In these centuries when God, through the agency of preceptors like Augustine of Hippo, Origen of Caesarea, Chrysostom of Antioch and Athanasius of Alexandria, was forging a Christian church so that it might fulfill the longing of a hungry world, He was at the same time perfecting His first religion, Judaism, so that it might stand as the permanent norm against which to judge all others. Whenever in the future some new religion strayed too far from the basic precepts of Judaism, God could be assured that it was in error; so in the Galilee, His ancient cauldron of faith, He spent as much time upon the old Jews as He did upon the new Christians.

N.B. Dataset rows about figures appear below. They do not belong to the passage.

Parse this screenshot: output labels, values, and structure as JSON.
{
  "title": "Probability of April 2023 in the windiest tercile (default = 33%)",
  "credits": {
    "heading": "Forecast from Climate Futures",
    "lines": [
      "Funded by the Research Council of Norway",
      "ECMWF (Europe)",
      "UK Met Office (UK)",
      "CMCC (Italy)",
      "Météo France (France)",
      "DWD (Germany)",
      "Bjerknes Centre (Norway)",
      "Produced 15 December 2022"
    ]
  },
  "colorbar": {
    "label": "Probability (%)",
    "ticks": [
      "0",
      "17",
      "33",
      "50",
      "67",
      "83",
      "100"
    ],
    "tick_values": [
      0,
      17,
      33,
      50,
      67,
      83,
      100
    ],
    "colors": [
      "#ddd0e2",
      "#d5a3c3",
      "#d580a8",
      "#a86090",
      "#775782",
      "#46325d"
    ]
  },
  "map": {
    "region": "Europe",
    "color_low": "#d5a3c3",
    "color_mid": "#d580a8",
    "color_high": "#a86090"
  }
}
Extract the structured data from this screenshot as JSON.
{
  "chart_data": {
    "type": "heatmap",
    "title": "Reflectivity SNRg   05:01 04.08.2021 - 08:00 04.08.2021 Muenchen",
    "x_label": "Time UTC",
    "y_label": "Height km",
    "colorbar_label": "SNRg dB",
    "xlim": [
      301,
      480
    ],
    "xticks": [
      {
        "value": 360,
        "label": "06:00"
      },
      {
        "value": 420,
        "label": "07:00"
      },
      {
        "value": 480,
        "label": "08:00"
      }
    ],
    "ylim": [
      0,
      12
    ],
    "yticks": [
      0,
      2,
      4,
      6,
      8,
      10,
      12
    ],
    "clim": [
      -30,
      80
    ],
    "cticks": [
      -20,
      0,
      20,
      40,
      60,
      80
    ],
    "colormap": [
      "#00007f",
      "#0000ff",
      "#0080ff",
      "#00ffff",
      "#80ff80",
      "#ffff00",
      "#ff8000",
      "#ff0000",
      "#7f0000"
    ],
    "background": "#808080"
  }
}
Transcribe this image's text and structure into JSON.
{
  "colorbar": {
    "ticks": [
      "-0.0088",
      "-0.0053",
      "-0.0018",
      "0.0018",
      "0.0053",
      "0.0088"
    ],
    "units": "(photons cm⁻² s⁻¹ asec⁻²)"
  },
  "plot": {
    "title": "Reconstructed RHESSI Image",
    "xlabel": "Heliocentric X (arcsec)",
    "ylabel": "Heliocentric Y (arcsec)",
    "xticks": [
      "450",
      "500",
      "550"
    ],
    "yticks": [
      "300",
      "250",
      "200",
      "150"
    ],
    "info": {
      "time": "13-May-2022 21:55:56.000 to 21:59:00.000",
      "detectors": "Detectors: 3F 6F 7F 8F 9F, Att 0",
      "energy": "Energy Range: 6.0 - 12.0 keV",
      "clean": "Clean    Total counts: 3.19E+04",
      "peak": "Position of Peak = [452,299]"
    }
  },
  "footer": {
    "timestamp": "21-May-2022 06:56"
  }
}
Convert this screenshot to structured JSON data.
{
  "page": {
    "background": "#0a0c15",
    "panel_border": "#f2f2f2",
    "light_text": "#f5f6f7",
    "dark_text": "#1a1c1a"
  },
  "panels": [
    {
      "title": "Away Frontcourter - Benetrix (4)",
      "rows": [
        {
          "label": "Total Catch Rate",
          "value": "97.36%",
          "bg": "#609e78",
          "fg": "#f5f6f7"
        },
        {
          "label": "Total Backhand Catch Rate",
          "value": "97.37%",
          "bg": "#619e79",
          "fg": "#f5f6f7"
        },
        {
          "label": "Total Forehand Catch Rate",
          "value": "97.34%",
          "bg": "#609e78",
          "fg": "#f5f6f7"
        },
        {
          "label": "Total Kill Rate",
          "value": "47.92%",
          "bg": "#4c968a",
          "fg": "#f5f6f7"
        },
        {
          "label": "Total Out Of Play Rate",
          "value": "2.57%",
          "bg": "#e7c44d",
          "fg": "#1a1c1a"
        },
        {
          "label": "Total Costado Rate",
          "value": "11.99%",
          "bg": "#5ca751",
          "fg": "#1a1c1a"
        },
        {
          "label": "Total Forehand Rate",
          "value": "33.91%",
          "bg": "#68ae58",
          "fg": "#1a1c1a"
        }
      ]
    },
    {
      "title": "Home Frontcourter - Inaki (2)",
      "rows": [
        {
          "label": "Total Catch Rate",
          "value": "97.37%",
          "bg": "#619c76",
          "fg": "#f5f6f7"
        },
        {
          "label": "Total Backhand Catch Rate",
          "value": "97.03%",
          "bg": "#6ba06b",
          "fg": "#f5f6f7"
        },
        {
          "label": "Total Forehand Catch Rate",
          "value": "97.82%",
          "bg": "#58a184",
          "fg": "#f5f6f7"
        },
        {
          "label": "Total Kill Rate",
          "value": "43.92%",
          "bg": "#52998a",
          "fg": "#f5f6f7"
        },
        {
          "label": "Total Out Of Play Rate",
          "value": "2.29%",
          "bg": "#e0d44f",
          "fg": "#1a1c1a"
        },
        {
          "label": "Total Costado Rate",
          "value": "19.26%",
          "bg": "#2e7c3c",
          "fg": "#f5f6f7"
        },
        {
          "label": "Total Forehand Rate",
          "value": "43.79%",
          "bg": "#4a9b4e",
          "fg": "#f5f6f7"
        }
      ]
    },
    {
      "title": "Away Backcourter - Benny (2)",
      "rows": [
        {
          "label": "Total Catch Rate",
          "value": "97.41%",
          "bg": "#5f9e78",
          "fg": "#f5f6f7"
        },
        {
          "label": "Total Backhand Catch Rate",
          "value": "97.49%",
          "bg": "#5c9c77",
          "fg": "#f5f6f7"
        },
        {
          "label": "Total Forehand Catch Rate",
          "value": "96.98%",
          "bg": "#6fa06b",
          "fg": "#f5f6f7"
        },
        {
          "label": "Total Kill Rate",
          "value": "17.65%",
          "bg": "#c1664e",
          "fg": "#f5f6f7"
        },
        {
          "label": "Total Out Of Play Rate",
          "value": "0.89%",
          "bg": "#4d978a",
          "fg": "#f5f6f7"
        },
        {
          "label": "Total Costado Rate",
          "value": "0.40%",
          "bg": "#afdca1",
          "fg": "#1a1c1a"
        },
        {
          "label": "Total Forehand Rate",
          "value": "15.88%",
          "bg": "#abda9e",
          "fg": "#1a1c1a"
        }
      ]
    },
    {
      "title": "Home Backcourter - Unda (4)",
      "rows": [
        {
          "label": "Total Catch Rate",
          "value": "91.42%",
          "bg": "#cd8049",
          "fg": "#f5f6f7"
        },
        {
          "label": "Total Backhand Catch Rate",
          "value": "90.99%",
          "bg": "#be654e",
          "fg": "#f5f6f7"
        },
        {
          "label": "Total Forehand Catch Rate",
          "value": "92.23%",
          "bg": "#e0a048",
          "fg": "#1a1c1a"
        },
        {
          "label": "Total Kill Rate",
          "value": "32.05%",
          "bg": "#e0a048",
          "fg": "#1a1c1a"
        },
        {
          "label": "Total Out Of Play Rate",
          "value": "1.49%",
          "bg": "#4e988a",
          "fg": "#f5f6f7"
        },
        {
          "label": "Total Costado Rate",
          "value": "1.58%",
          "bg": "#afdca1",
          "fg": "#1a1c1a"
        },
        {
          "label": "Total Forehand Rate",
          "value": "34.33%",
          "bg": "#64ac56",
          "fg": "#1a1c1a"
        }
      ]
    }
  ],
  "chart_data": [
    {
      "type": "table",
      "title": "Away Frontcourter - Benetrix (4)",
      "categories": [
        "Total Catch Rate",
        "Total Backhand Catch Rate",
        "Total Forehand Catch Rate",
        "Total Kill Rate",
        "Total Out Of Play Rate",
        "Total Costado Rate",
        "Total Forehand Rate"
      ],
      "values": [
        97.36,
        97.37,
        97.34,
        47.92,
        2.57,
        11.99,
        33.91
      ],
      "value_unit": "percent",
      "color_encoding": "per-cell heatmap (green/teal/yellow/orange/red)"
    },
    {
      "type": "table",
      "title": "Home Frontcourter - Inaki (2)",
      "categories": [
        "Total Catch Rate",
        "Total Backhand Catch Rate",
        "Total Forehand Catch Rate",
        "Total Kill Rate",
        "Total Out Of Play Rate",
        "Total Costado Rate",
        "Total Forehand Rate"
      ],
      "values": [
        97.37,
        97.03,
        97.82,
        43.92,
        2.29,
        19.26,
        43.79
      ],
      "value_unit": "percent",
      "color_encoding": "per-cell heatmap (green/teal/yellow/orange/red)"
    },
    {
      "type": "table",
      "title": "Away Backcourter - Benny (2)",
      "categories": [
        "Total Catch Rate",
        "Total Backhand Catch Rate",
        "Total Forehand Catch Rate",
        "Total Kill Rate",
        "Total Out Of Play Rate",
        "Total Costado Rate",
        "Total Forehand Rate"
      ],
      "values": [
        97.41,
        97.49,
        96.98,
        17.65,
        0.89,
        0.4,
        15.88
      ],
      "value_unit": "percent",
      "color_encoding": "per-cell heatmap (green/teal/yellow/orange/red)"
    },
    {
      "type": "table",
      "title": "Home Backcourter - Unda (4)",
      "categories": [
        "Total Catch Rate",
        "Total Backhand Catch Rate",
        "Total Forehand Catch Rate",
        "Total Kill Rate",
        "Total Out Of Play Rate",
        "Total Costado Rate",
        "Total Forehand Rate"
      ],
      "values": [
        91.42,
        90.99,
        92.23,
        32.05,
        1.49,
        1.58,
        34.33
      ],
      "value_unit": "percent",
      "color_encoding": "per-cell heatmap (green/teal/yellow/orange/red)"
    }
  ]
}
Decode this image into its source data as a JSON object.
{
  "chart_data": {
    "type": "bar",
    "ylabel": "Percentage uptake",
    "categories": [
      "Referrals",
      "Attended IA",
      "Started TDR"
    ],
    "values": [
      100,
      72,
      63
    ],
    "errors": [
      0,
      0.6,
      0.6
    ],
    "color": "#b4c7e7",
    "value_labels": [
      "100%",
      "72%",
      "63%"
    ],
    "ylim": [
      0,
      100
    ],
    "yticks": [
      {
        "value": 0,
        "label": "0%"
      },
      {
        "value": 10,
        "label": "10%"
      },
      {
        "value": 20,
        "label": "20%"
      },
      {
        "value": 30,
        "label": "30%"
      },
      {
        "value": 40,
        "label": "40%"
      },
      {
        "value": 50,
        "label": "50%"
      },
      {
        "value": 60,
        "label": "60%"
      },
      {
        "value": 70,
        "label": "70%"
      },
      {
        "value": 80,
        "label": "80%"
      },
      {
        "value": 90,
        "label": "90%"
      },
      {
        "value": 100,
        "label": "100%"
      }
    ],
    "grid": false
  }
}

To build Judaism into its normative form, God had at His disposal the four great planks which His people had hacked from their desert experience and their battles with the Canaanites: the Jews finally accepted Him as the one God, supplanting all others; they worshiped His Torah; they were uplifted by the lyric outbursts of religious poets like King David and his chief musician Gershom; and periodically they reconstructed their society according to the flaming cries of true prophets like Jeremiah and the woman Gomer. But to preserve His Jews during the trials that loomed ahead, God required two additional planks, one common to many religions and one totally unique, and He was now about to create those necessary supports.